Tuesday, 27 December 2011

Back to the City

Up in time for a pancake, yay!

But all good things must come to an end, and after a wonderful Spalding Christmas, Charlie, Penny, Andrew and I headed back to London.  A little challenging to get all of our stuff on the trains, but we got there eventually.  Quite tired, and feeling in need of a rest.

So we had a low key evening, ordering curry in, playing Small World and watching the last Harry Potter film (C not impressed) and squeezing in a bit of the big quiz of the year.


Our twelve days of Christmas
Day 3: A Quote
Charlie cited a quote that he had heard years ago from his Dad, and read for himself recently in the Robert Heinlein book 'Stranger in a Strange Land', "Love is that condition in which another's happiness is essential to your own."

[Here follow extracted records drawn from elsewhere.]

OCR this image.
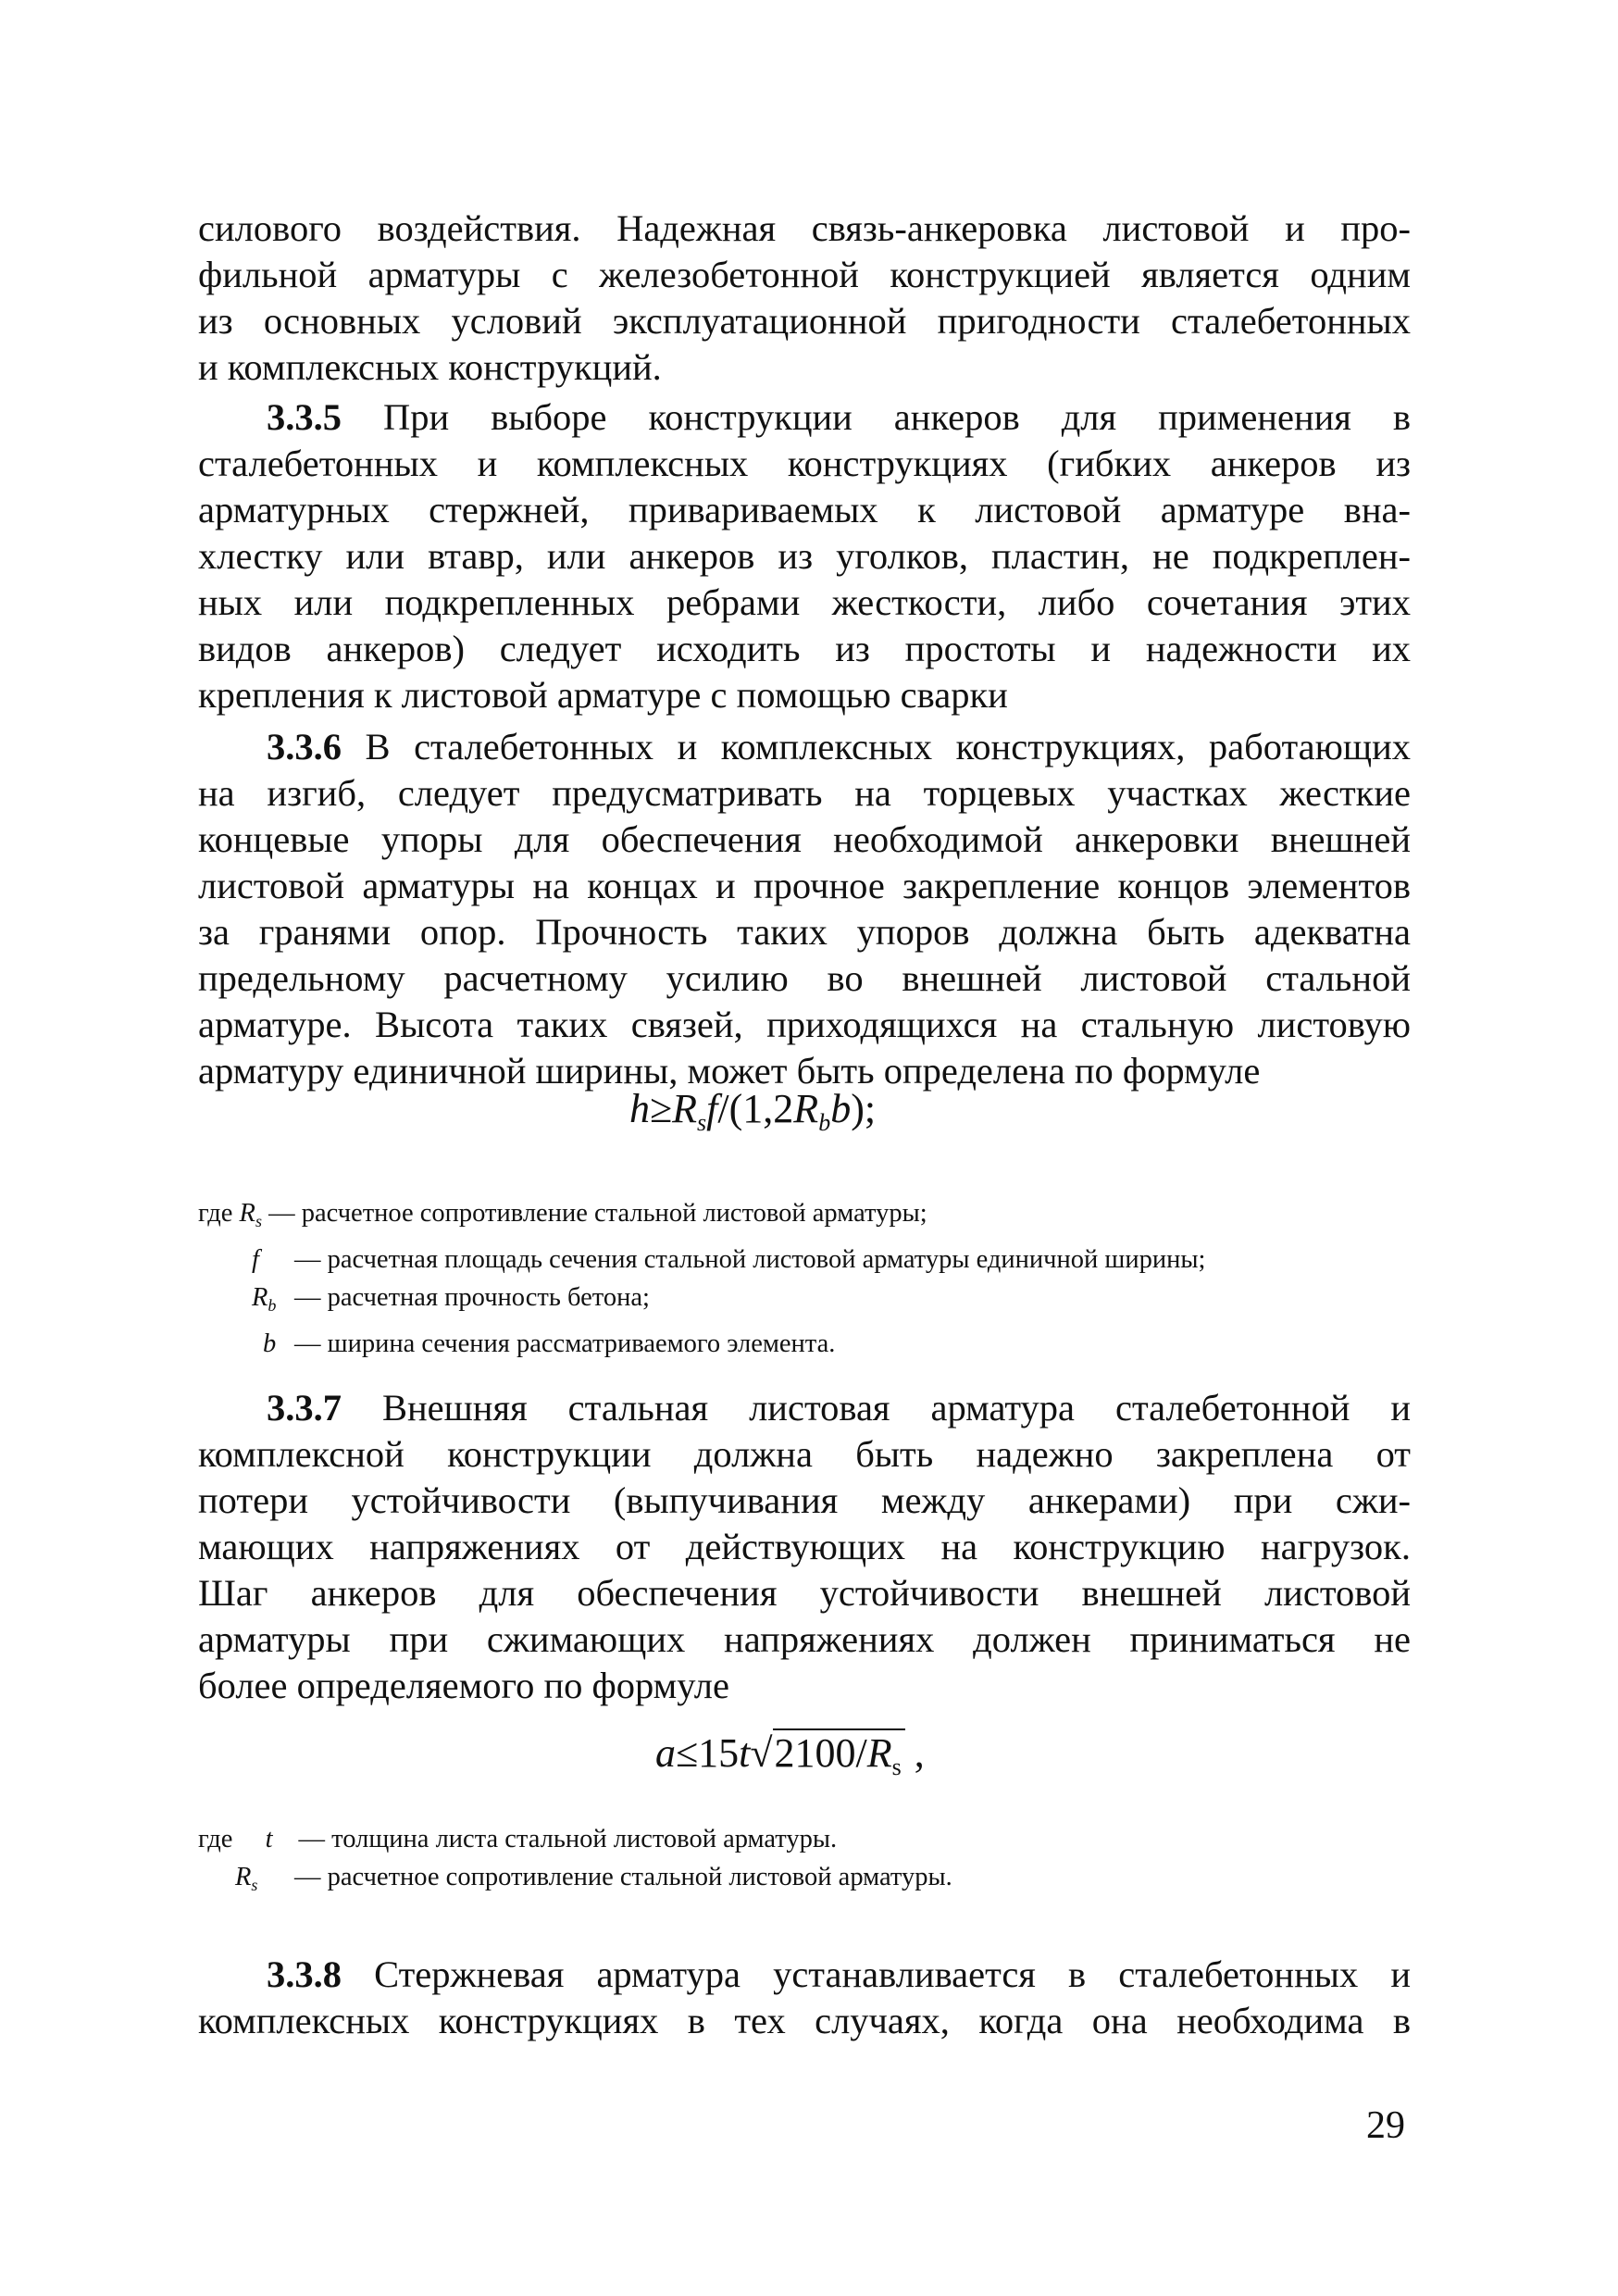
силового воздействия. Надежная связь-анкеровка листовой и про-
фильной арматуры с железобетонной конструкцией является одним
из основных условий эксплуатационной пригодности сталебетонных
и комплексных конструкций.
3.3.5 При выборе конструкции анкеров для применения в
сталебетонных и комплексных конструкциях (гибких анкеров из
арматурных стержней, привариваемых к листовой арматуре вна-
хлестку или втавр, или анкеров из уголков, пластин, не подкреплен-
ных или подкрепленных ребрами жесткости, либо сочетания этих
видов анкеров) следует исходить из простоты и надежности их
крепления к листовой арматуре с помощью сварки
3.3.6 В сталебетонных и комплексных конструкциях, работающих
на изгиб, следует предусматривать на торцевых участках жесткие
концевые упоры для обеспечения необходимой анкеровки внешней
листовой арматуры на концах и прочное закрепление концов элементов
за гранями опор. Прочность таких упоров должна быть адекватна
предельному расчетному усилию во внешней листовой стальной
арматуре. Высота таких связей, приходящихся на стальную листовую
арматуру единичной ширины, может быть определена по формуле
$h\ge R_sf/(1,2R_bb)$;
где $R_s$ — расчетное сопротивление стальной листовой арматуры;
f — расчетная площадь сечения стальной листовой арматуры единичной ширины;
$R_b$ — расчетная прочность бетона;
b — ширина сечения рассматриваемого элемента.
3.3.7 Внешняя стальная листовая арматура сталебетонной и
комплексной конструкции должна быть надежно закреплена от
потери устойчивости (выпучивания между анкерами) при сжи-
мающих напряжениях от действующих на конструкцию нагрузок.
Шаг анкеров для обеспечения устойчивости внешней листовой
арматуры при сжимающих напряжениях должен приниматься не
более определяемого по формуле
$a\le 15t√2100/R_s$ ,
где t — толщина листа стальной листовой арматуры.
$R_s$ — расчетное сопротивление стальной листовой арматуры.
3.3.8 Стержневая арматура устанавливается в сталебетонных и
комплексных конструкциях в тех случаях, когда она необходима в
29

Mine was a little more contemporary ... from Ratatouille, one of my favourites about the role of creator and critic:

"In many ways, the work of a critic is easy.
We risk very little yet enjoy a position over those who offer up their work and their selves to our judgment. We thrive on negative criticism, which is fun to write and to read. But the bitter truth we critics must face, is that in the grand scheme of things, the average piece of junk is probably more meaningful than our criticism designating it so.
But there are times when a critic truly risks something, and that is in the discovery and defence of the new. The world is often unkind to new talent, new creations, the new needs friends. Last night, I experienced something new, an extraordinary meal from a singularly unexpected source. To say that both the meal and its maker have challenged my preconceptions about fine cooking is a gross understatement.
They have rocked me to my core.
In the past, I have made no secret of my disdain for Chef Gusteau's famous motto: Anyone can cook. But I realize, only now do I truly understand what he meant. Not everyone can become a great artist, but a great artist can come from anywhere. It is difficult to imagine more humble origins than those of the genius now cooking at Gusteau's, who is, in this critic's opinion, nothing less than the finest chef in France.
I will be returning to Gusteau's soon, hungry for more."